7. Providers should evaluate patients within 1 to 4 weeks of starting long-term opioid therapy or of dose escalation to assess benefits and harms of continued opioid therapy. Providers should evaluate patients receiving long-term opioid therapy every 3 months or more frequently for benefits and harms of continued opioid therapy. If benefits do not outweigh harms of continued opioid therapy, providers should work with patients to reduce opioid dosage and to discontinue opioids when possible.
Assessing risk and addressing harms of opioid use
8. Before starting and periodically during continuation of opioid therapy, providers should evaluate risk factors for opioid-related harms. Providers should incorporate into the management plan strategies to mitigate risk, including considering offering naloxone when factors that increase risk for opioid-related harms are present.
9. Providers should review the patient’s history of controlled substance prescriptions using state PDMP data to determine whether the patient is receiving excessive opioid dosages or dangerous combinations that put him/her at high risk for overdose. Providers should review PDMP data when starting opioid therapy and periodically during long-term opioid therapy (ranging from every prescription to every 3 months).
10. Providers should use urine drug testing before starting opioids for chronic pain and consider urine drug testing at least annually in all patients on long-term opioid therapy to assess for prescribed medications as well as other controlled substances and illicit drugs.

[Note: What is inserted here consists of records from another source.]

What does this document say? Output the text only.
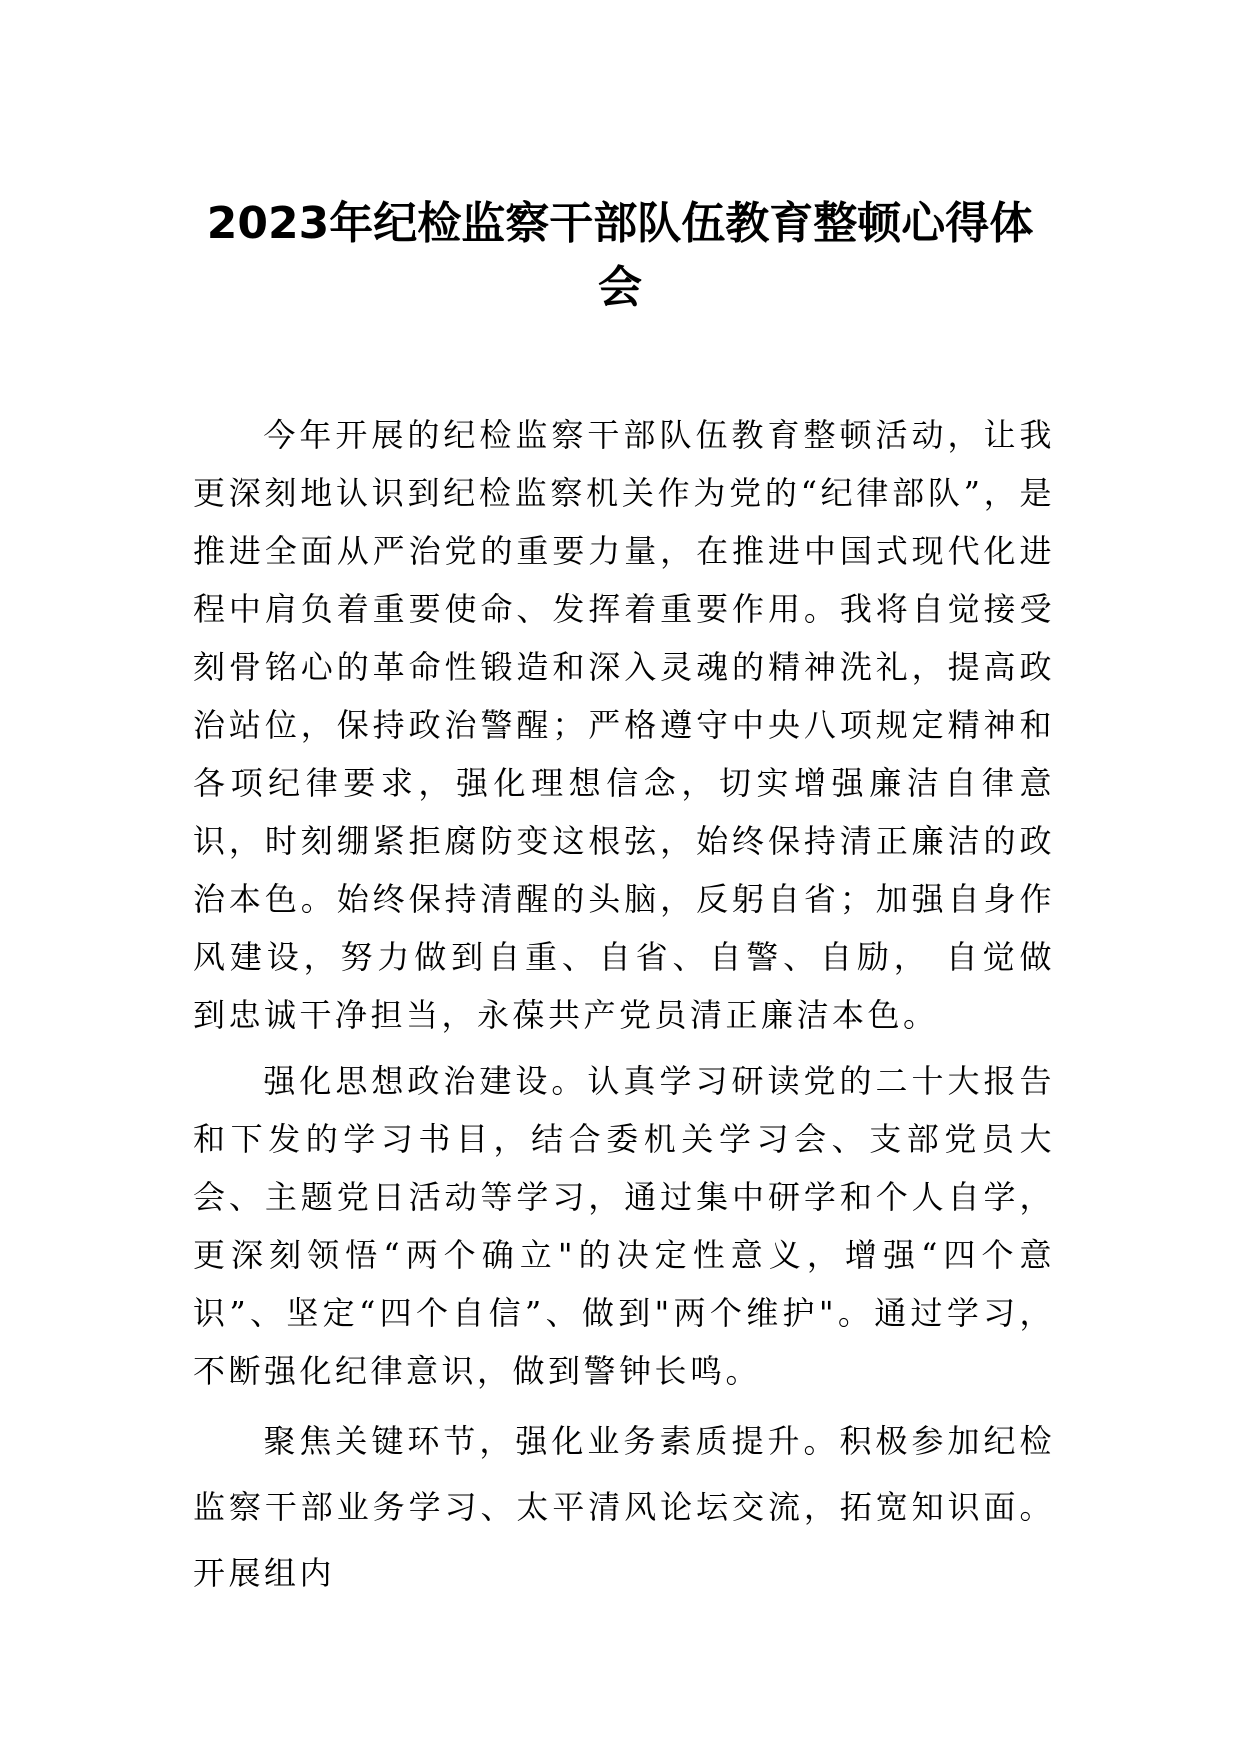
2023年纪检监察干部队伍教育整顿心得体会

今年开展的纪检监察干部队伍教育整顿活动，让我更深刻地认识到纪检监察机关作为党的“纪律部队”，是推进全面从严治党的重要力量，在推进中国式现代化进程中肩负着重要使命、发挥着重要作用。我将自觉接受刻骨铭心的革命性锻造和深入灵魂的精神洗礼，提高政治站位，保持政治警醒；严格遵守中央八项规定精神和各项纪律要求，强化理想信念，切实增强廉洁自律意识，时刻绷紧拒腐防变这根弦，始终保持清正廉洁的政治本色。始终保持清醒的头脑，反躬自省；加强自身作风建设，努力做到自重、自省、自警、自励， 自觉做到忠诚干净担当，永葆共产党员清正廉洁本色。

强化思想政治建设。认真学习研读党的二十大报告和下发的学习书目，结合委机关学习会、支部党员大会、主题党日活动等学习，通过集中研学和个人自学，更深刻领悟“两个确立"的决定性意义，增强“四个意识”、坚定“四个自信”、做到"两个维护"。通过学习，不断强化纪律意识，做到警钟长鸣。

聚焦关键环节，强化业务素质提升。积极参加纪检监察干部业务学习、太平清风论坛交流，拓宽知识面。开展组内
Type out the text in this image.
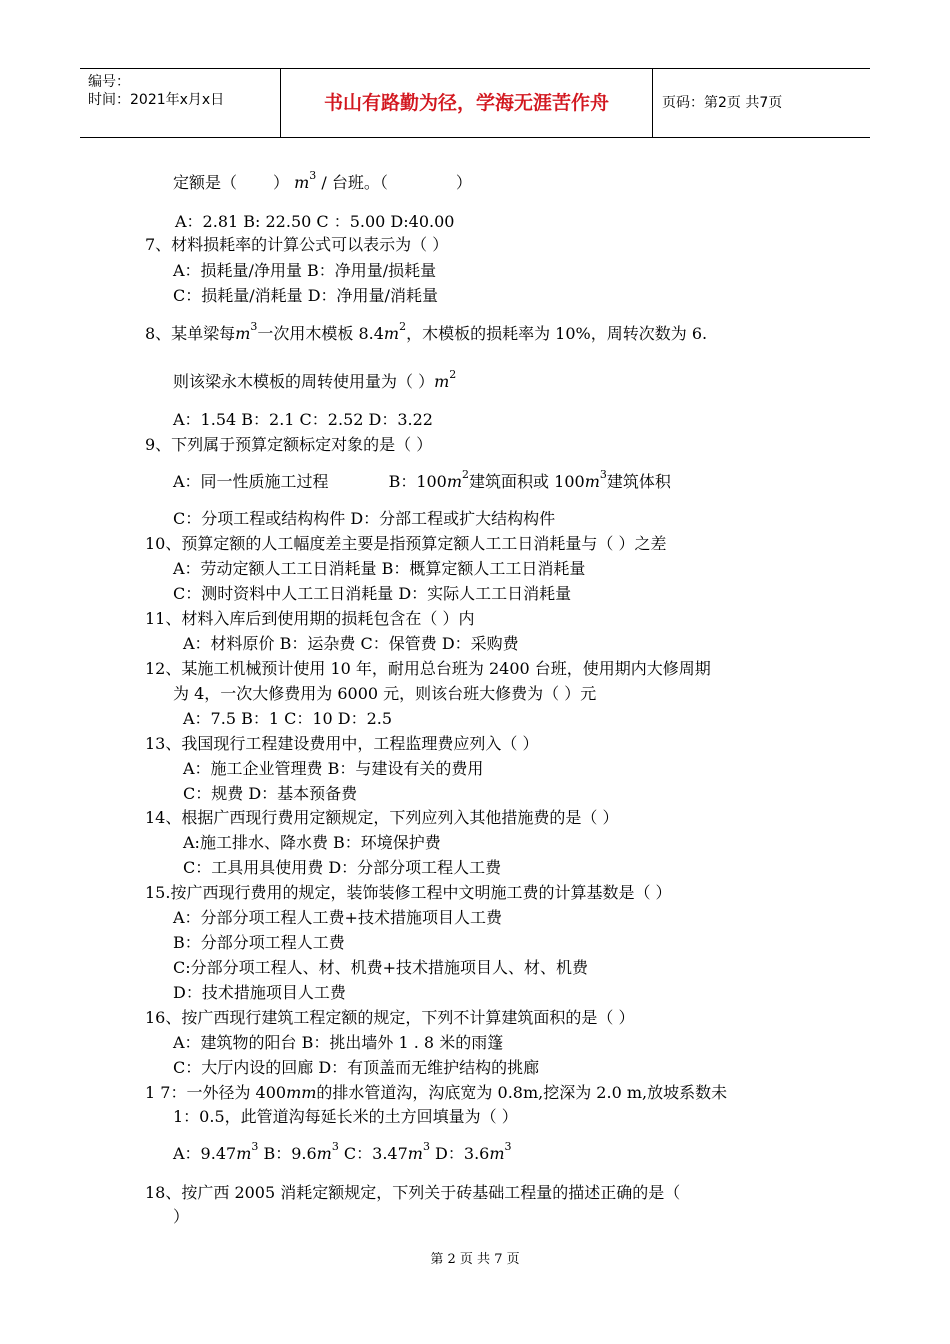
编号：
时间：2021年x月x日	书山有路勤为径，学海无涯苦作舟	页码：第2页 共7页
定额是（ ） $m^3$ / 台班。（	）
A：2.81 B: 22.50 C ：5.00 D:40.00
7、材料损耗率的计算公式可以表示为（ ）
A：损耗量/净用量 B：净用量/损耗量
C：损耗量/消耗量 D：净用量/消耗量
8、某单梁每$m^3$一次用木模板 $8.4m^2$，木模板的损耗率为 10%，周转次数为 6.
则该梁永木模板的周转使用量为（ ）$m^2$
A：1.54 B：2.1 C：2.52 D：3.22
9、下列属于预算定额标定对象的是（ ）
A：同一性质施工过程	B：$100m^2$建筑面积或 $100m^3$建筑体积
C：分项工程或结构构件 D：分部工程或扩大结构构件
10、预算定额的人工幅度差主要是指预算定额人工工日消耗量与（ ）之差
A：劳动定额人工工日消耗量 B：概算定额人工工日消耗量
C：测时资料中人工工日消耗量 D：实际人工工日消耗量
11、材料入库后到使用期的损耗包含在（ ）内
A：材料原价 B：运杂费 C：保管费 D：采购费
12、某施工机械预计使用 10 年，耐用总台班为 2400 台班，使用期内大修周期
为 4，一次大修费用为 6000 元，则该台班大修费为（ ）元
A：7.5 B：1 C：10 D：2.5
13、我国现行工程建设费用中，工程监理费应列入（ ）
A：施工企业管理费 B：与建设有关的费用
C：规费 D：基本预备费
14、根据广西现行费用定额规定，下列应列入其他措施费的是（ ）
A:施工排水、降水费 B：环境保护费
C：工具用具使用费 D：分部分项工程人工费
15.按广西现行费用的规定，装饰装修工程中文明施工费的计算基数是（ ）
A：分部分项工程人工费+技术措施项目人工费
B：分部分项工程人工费
C:分部分项工程人、材、机费+技术措施项目人、材、机费
D：技术措施项目人工费
16、按广西现行建筑工程定额的规定，下列不计算建筑面积的是（ ）
A：建筑物的阳台 B：挑出墙外 1 . 8 米的雨篷
C：大厅内设的回廊 D：有顶盖而无维护结构的挑廊
1 7：一外径为 400mm的排水管道沟，沟底宽为 0.8m,挖深为 2.0 m,放坡系数未
1：0.5，此管道沟每延长米的土方回填量为（ ）
A：$9.47m^3$ B：$9.6m^3$ C：$3.47m^3$ D：$3.6m^3$
18、按广西 2005 消耗定额规定，下列关于砖基础工程量的描述正确的是（
）
第 2 页 共 7 页
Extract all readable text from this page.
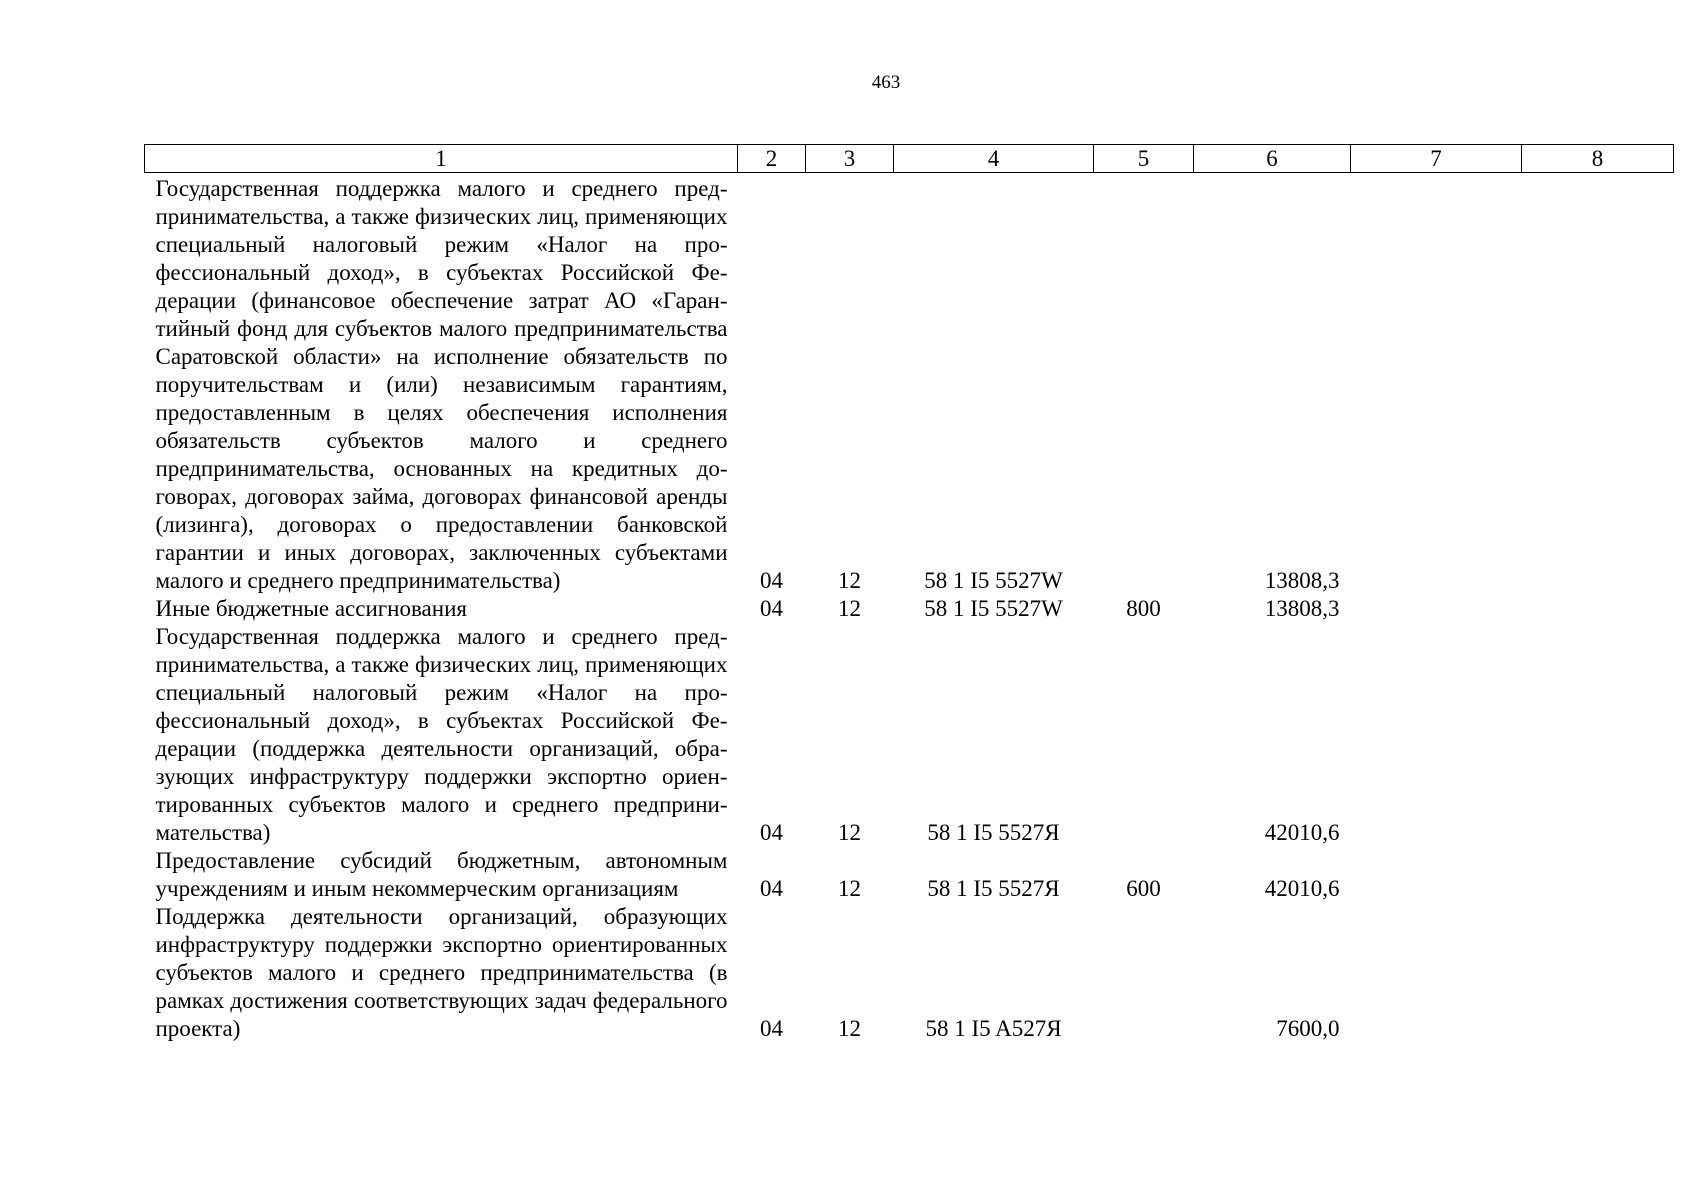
463
1	2	3	4	5	6	7	8
Государственная поддержка малого и среднего предпринимательства, а также физических лиц, применяющих специальный налоговый режим «Налог на профессиональный доход», в субъектах Российской Федерации (финансовое обеспечение затрат АО «Гарантийный фонд для субъектов малого предпринимательства Саратовской области» на исполнение обязательств по поручительствам и (или) независимым гарантиям, предоставленным в целях обеспечения исполнения обязательств субъектов малого и среднего предпринимательства, основанных на кредитных договорах, договорах займа, договорах финансовой аренды (лизинга), договорах о предоставлении банковской гарантии и иных договорах, заключенных субъектами малого и среднего предпринимательства)	04	12	58 1 I5 5527W		13808,3		
Иные бюджетные ассигнования	04	12	58 1 I5 5527W	800	13808,3		
Государственная поддержка малого и среднего предпринимательства, а также физических лиц, применяющих специальный налоговый режим «Налог на профессиональный доход», в субъектах Российской Федерации (поддержка деятельности организаций, образующих инфраструктуру поддержки экспортно ориентированных субъектов малого и среднего предпринимательства)	04	12	58 1 I5 5527Я		42010,6		
Предоставление субсидий бюджетным, автономным учреждениям и иным некоммерческим организациям	04	12	58 1 I5 5527Я	600	42010,6		
Поддержка деятельности организаций, образующих инфраструктуру поддержки экспортно ориентированных субъектов малого и среднего предпринимательства (в рамках достижения соответствующих задач федерального проекта)	04	12	58 1 I5 A527Я		7600,0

11. Providers should avoid prescribing of opioid pain medication and benzodiazepines concurrently whenever possible. Recommendation should include other classes of drugs that increase risk when combined with opioids (e.g., muscle relaxants, sedatives, hypnotics, sedative-hypnotics, CNS depressants, psychoactives, atypical antipsychotics, stimulants, OTC sleep medications).
12. Providers should offer or arrange evidence-based treatment (usually opioid agonist treatment in combination with behavioral therapies) for patients with opioid use disorder.